Taliban closing in on control of Pakistan nuclear weapons?

Pakistan: Mounting pressure on president over Swat deal

from adnkronos
April 11, 2009
By Syed Saleem Shahzad

Islamabad (AKI) - Pressure is mounting on Pakistan's president Asif Ali Zardari to sign the peace deal implementing Islamic law in North West Frontier Province's Malakand region, which encompasses the troubled Swat valley.

The hardline Muslim cleric Sufi Mohammad, who has mediated peace talks between Pakistan and the Taliban in Swat has refused to hold direct talks with the government until Zardari signs the accord.

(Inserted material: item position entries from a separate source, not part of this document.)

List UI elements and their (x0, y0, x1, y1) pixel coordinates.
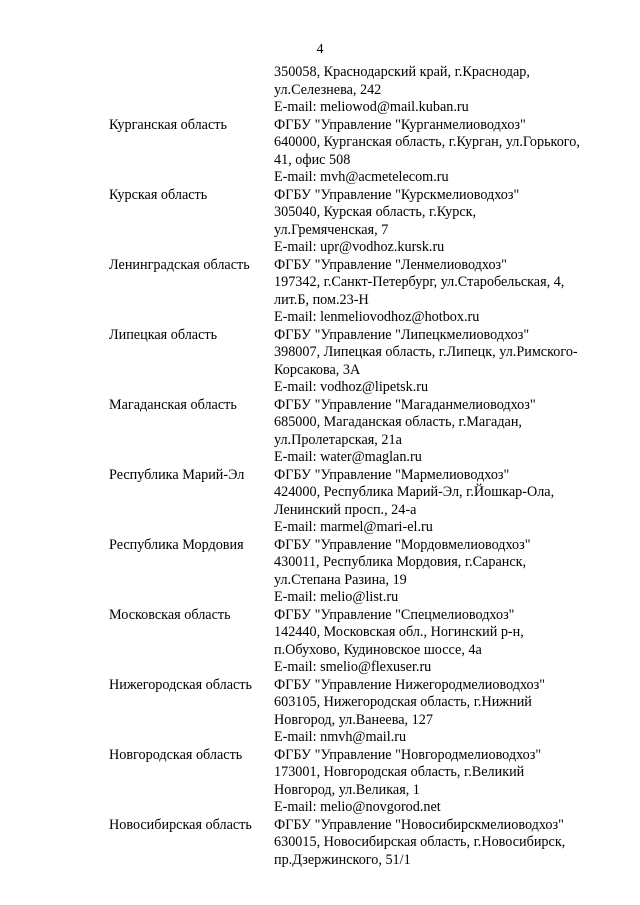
list-item (0, 397, 640, 467)
organization-list (0, 64, 640, 869)
detail-line: Корсакова, 3А (274, 361, 361, 378)
detail-line: ФГБУ "Управление "Новгородмелиоводхоз" (274, 746, 542, 763)
region-name: Московская область (109, 606, 231, 623)
detail-line: 350058, Краснодарский край, г.Краснодар, (274, 64, 530, 80)
region-name: Курганская область (109, 116, 227, 133)
organization-details (274, 607, 624, 677)
organization-details (274, 397, 624, 467)
detail-line: ФГБУ "Управление "Мордовмелиоводхоз" (274, 536, 531, 553)
list-item (0, 537, 640, 607)
detail-line: E-mail: nmvh@mail.ru (274, 729, 407, 745)
region-name: Магаданская область (109, 396, 237, 413)
list-item (0, 327, 640, 397)
organization-details (274, 747, 624, 817)
detail-line: E-mail: water@maglan.ru (274, 449, 422, 465)
detail-line: лит.Б, пом.23-Н (274, 291, 369, 308)
organization-details (274, 817, 624, 870)
detail-line: E-mail: vodhoz@lipetsk.ru (274, 379, 429, 395)
detail-line: E-mail: melio@list.ru (274, 589, 399, 605)
region-name: Республика Мордовия (109, 536, 244, 553)
detail-line: ФГБУ "Управление "Новосибирскмелиоводхоз" (274, 816, 564, 833)
organization-details (274, 117, 624, 187)
list-item (0, 64, 640, 117)
organization-details (274, 677, 624, 747)
detail-line: 430011, Республика Мордовия, г.Саранск, (274, 554, 527, 570)
list-item (0, 257, 640, 327)
detail-line: ул.Степана Разина, 19 (274, 571, 407, 588)
detail-line: 630015, Новосибирская область, г.Новосибирск, (274, 834, 566, 850)
detail-line: пр.Дзержинского, 51/1 (274, 851, 411, 868)
detail-line: 197342, г.Санкт-Петербург, ул.Старобельская, 4, (274, 274, 565, 290)
organization-details (274, 537, 624, 607)
page-number: 4 (316, 42, 324, 57)
organization-details (274, 64, 624, 117)
detail-line: ФГБУ "Управление "Курганмелиоводхоз" (274, 116, 526, 133)
detail-line: ФГБУ "Управление "Спецмелиоводхоз" (274, 606, 515, 623)
list-item (0, 677, 640, 747)
detail-line: ФГБУ "Управление "Магаданмелиоводхоз" (274, 396, 536, 413)
list-item (0, 607, 640, 677)
detail-line: ФГБУ "Управление "Мармелиоводхоз" (274, 466, 510, 483)
detail-line: 398007, Липецкая область, г.Липецк, ул.Римского- (274, 344, 578, 360)
list-item (0, 747, 640, 817)
region-name: Курская область (109, 186, 208, 203)
region-name: Новгородская область (109, 746, 243, 763)
organization-details (274, 467, 624, 537)
list-item (0, 187, 640, 257)
detail-line: E-mail: meliowod@mail.kuban.ru (274, 99, 469, 115)
detail-line: ФГБУ "Управление "Ленмелиоводхоз" (274, 256, 507, 273)
detail-line: Ленинский просп., 24-а (274, 501, 417, 518)
detail-line: ул.Селезнева, 242 (274, 81, 382, 98)
detail-line: п.Обухово, Кудиновское шоссе, 4а (274, 641, 482, 658)
list-item (0, 817, 640, 870)
detail-line: Новгород, ул.Ванеева, 127 (274, 711, 433, 728)
region-name: Липецкая область (109, 326, 218, 343)
detail-line: E-mail: marmel@mari-el.ru (274, 519, 433, 535)
region-name: Нижегородская область (109, 676, 252, 693)
detail-line: 424000, Республика Марий-Эл, г.Йошкар-Ола, (274, 484, 555, 500)
organization-details (274, 187, 624, 257)
detail-line: 173001, Новгородская область, г.Великий (274, 764, 525, 780)
detail-line: Новгород, ул.Великая, 1 (274, 781, 420, 798)
detail-line: 640000, Курганская область, г.Курган, ул.Горького, (274, 134, 580, 150)
detail-line: ул.Гремяченская, 7 (274, 221, 389, 238)
detail-line: 41, офис 508 (274, 151, 351, 168)
region-name: Республика Марий-Эл (109, 466, 245, 483)
detail-line: ФГБУ "Управление "Липецкмелиоводхоз" (274, 326, 530, 343)
detail-line: E-mail: upr@vodhoz.kursk.ru (274, 239, 445, 255)
organization-details (274, 327, 624, 397)
detail-line: 603105, Нижегородская область, г.Нижний (274, 694, 532, 710)
detail-line: E-mail: mvh@acmetelecom.ru (274, 169, 449, 185)
detail-line: 305040, Курская область, г.Курск, (274, 204, 477, 220)
region-name: Новосибирская область (109, 816, 252, 833)
region-name: Ленинградская область (109, 256, 250, 273)
list-item (0, 117, 640, 187)
detail-line: ул.Пролетарская, 21а (274, 431, 402, 448)
detail-line: E-mail: lenmeliovodhoz@hotbox.ru (274, 309, 480, 325)
detail-line: 142440, Московская обл., Ногинский р-н, (274, 624, 524, 640)
detail-line: ФГБУ "Управление Нижегородмелиоводхоз" (274, 676, 546, 693)
detail-line: ФГБУ "Управление "Курскмелиоводхоз" (274, 186, 520, 203)
organization-details (274, 257, 624, 327)
detail-line: E-mail: smelio@flexuser.ru (274, 659, 432, 675)
list-item (0, 467, 640, 537)
detail-line: 685000, Магаданская область, г.Магадан, (274, 414, 522, 430)
detail-line: E-mail: melio@novgorod.net (274, 799, 441, 815)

Mohammad earlier this week abandoned his peace camp, installed to oversee the peace, following the historical accord signed in mid-February between militants and the NWFP government and went back to his village.

He is chief of the Tehrik Nifaz-i-Shariat-i-Mohammadi group in Swat.

Mohammad last month signalled he was unhappy at what he calls the slow pace of implementation of the peace accord and complained that un-Islamic' laws were still in force in Malakand.

But interior minstry chief Rehman Malik played down the situation. “Maulana Sufi Mohammad did not back out from the Swat deal. He simply has changed his location," Malik told journalists in Islamabad on Thursday.

"The president will sign the Nizam-e-Adal (Islamic law) regulation but he is waiting for militants to lay down their weapons completely,” Malik said.

But peace in the Swat valley and other parts of the country looks to observers to be visibly in serious danger.

The February peace deal ended two years of fierce conflict between militants and the army in which at least 1,700 soldiers and hundreds of civilians were killed and 600,000 people were displaced.

On Wednesday, Taliban militants from Pakistan's troubled Swat valley stormed the neighbouring district of Buner, killing at least five people, police sources said.

Police reported that a group of Taliban fighters travelled late on Monday from Swat to Buner, a previously peaceful district about 100km (60 miles) north-west of the capital, Islamabad.

After the militants ignored appeals from community leaders to go back, armed tribesmen and police confronted them, sparking a battle that left three policemen and two tribesmen dead, local police officer Zakir Khan, maintained.

On Wednesday, the US embassy Islamabad issued a warning to its nationals to avoid going to restaurants and other public places in Islamabad and other Pakistani cities. The US embassy was also due to close down its visa service on Friday.

Analysts believe that the increasing drone attacks on suspected militant hideouts in the lawless South Waziristan tribal region, one of Pakistani Taliban leader Baitullah Mehsud's homes, is linked to the situation in Swat and elsewhere.